As you can tell, I was pretty irate while writing this post and I’m not even published yet. (I have to say “I’m not even published yet” because I’m trying to be positive after writing this excessively salty post). Putting my personal vendettas aside, here is a comprehensive list of eleven things you should never say to a writer:
- Can you make me a character in your book? Um no. A few years ago, a girl at my school asked me if she could be a character in my book and I named my villain after her. Don’t ask a writer if you can be in her book unless you want to become the bad guy.
- Am I a character in your book? If you’re asking me this, it probably means you annoy me. So, yes, you probably are.
- Can I have a free copy? Writing is a job. You wouldn’t ask a doctor for a free exam, so don’t ask a writer for a free book.
- How much money do writers make? You have to be joking.
- I have this amazing idea for a book and I think you should write it. Trust me, I’ve got enough ideas bouncing around my head to last a lifetime.

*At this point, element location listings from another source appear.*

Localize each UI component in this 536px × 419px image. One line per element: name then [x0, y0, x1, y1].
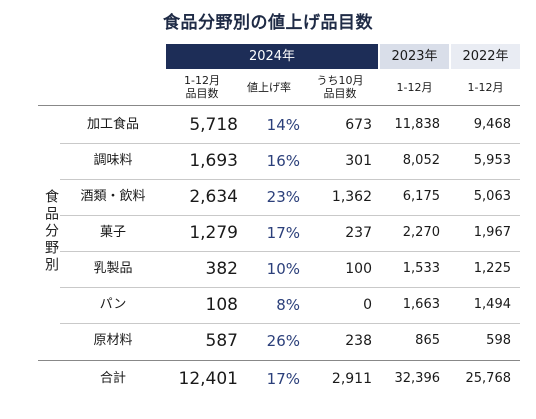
category-cell: 酒類・飲料 [80, 189, 146, 204]
count-2024-cell: 2,634 [189, 187, 238, 207]
row-divider [60, 251, 520, 252]
subheader-oct-2024: うち10月 品目数 [316, 74, 364, 100]
category-cell: 乳製品 [93, 261, 133, 276]
oct-count-cell: 100 [345, 261, 372, 277]
count-2022-cell: 1,967 [473, 225, 511, 240]
rate-cell: 14% [266, 116, 300, 134]
count-2022-cell: 598 [486, 333, 511, 348]
count-2023-cell: 6,175 [402, 189, 440, 204]
rate-cell: 23% [266, 188, 300, 206]
rate-cell: 17% [266, 224, 300, 242]
count-2023-cell: 865 [415, 333, 440, 348]
rate-cell: 16% [266, 152, 300, 170]
total-rate-cell: 17% [266, 370, 300, 388]
count-2022-cell: 5,063 [473, 189, 511, 204]
count-2024-cell: 587 [205, 331, 238, 351]
category-cell: 原材料 [93, 333, 133, 348]
count-2024-cell: 382 [205, 259, 238, 279]
count-2023-cell: 2,270 [402, 225, 440, 240]
rate-cell: 8% [276, 296, 300, 314]
row-divider [60, 179, 520, 180]
total-count-2023-cell: 32,396 [394, 371, 441, 386]
count-2022-cell: 9,468 [473, 117, 511, 132]
category-cell: 調味料 [93, 153, 133, 168]
side-label: 食品分野別 [43, 188, 59, 274]
count-2024-cell: 108 [205, 295, 238, 315]
rate-cell: 26% [266, 332, 300, 350]
oct-count-cell: 301 [345, 153, 372, 169]
rate-cell: 10% [266, 260, 300, 278]
count-2022-cell: 1,494 [473, 297, 511, 312]
category-cell: 加工食品 [86, 117, 139, 132]
header-divider [38, 105, 520, 106]
count-2024-cell: 1,693 [189, 151, 238, 171]
subheader-count-2024: 1-12月 品目数 [184, 74, 220, 100]
count-2023-cell: 1,533 [402, 261, 440, 276]
year-header-2023: 2023年 [380, 44, 449, 69]
count-2023-cell: 11,838 [394, 117, 441, 132]
category-cell: 菓子 [99, 225, 126, 240]
subheader-range-2022: 1-12月 [467, 80, 504, 94]
row-divider [60, 287, 520, 288]
count-2024-cell: 1,279 [189, 223, 238, 243]
year-header-2022: 2022年 [451, 44, 520, 69]
row-divider [60, 323, 520, 324]
total-count-2024-cell: 12,401 [178, 369, 238, 389]
total-divider [38, 360, 520, 361]
subheader-rate-2024: 値上げ率 [247, 80, 291, 94]
oct-count-cell: 1,362 [331, 189, 372, 205]
count-2022-cell: 5,953 [473, 153, 511, 168]
oct-count-cell: 0 [363, 297, 372, 313]
total-count-2022-cell: 25,768 [465, 371, 512, 386]
oct-count-cell: 238 [345, 333, 372, 349]
count-2024-cell: 5,718 [189, 115, 238, 135]
count-2023-cell: 8,052 [402, 153, 440, 168]
count-2022-cell: 1,225 [473, 261, 511, 276]
subheader-range-2023: 1-12月 [396, 80, 433, 94]
oct-count-cell: 673 [345, 117, 372, 133]
oct-count-cell: 237 [345, 225, 372, 241]
page-title: 食品分野別の値上げ品目数 [163, 13, 373, 33]
total-oct-count-cell: 2,911 [331, 371, 372, 387]
year-header-2024: 2024年 [166, 44, 378, 69]
row-divider [60, 143, 520, 144]
count-2023-cell: 1,663 [402, 297, 440, 312]
category-cell: パン [99, 297, 127, 312]
total-category-cell: 合計 [99, 371, 126, 386]
row-divider [60, 215, 520, 216]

- Can I read your book? You can buy my book like the rest of the population. Until then, shoo.
- I found a typo in your book. Great. Thanks for rubbing my errors in my face. As if my fear of publishing a subpar book and the corresponding anxiety weren’t enough.
- No, like what do you actually do? Do you know how close I am to throwing an uncapped pen at your face right now?
- I could be a writer too if I only had the time. Believe me, honey: we have no more time than you in the day. If you really want to write a book, stop talking to me and go write a book.
- Your job is so easy. HA. Yeah, tell that to my sleep deprivation.
- Why isn’t your book finished yet? You know, I’ve been asking myself the same question since I started the damn thing. Thanks for reminding me.
What else should you never say to a writer? Has anyone ever said these things to you?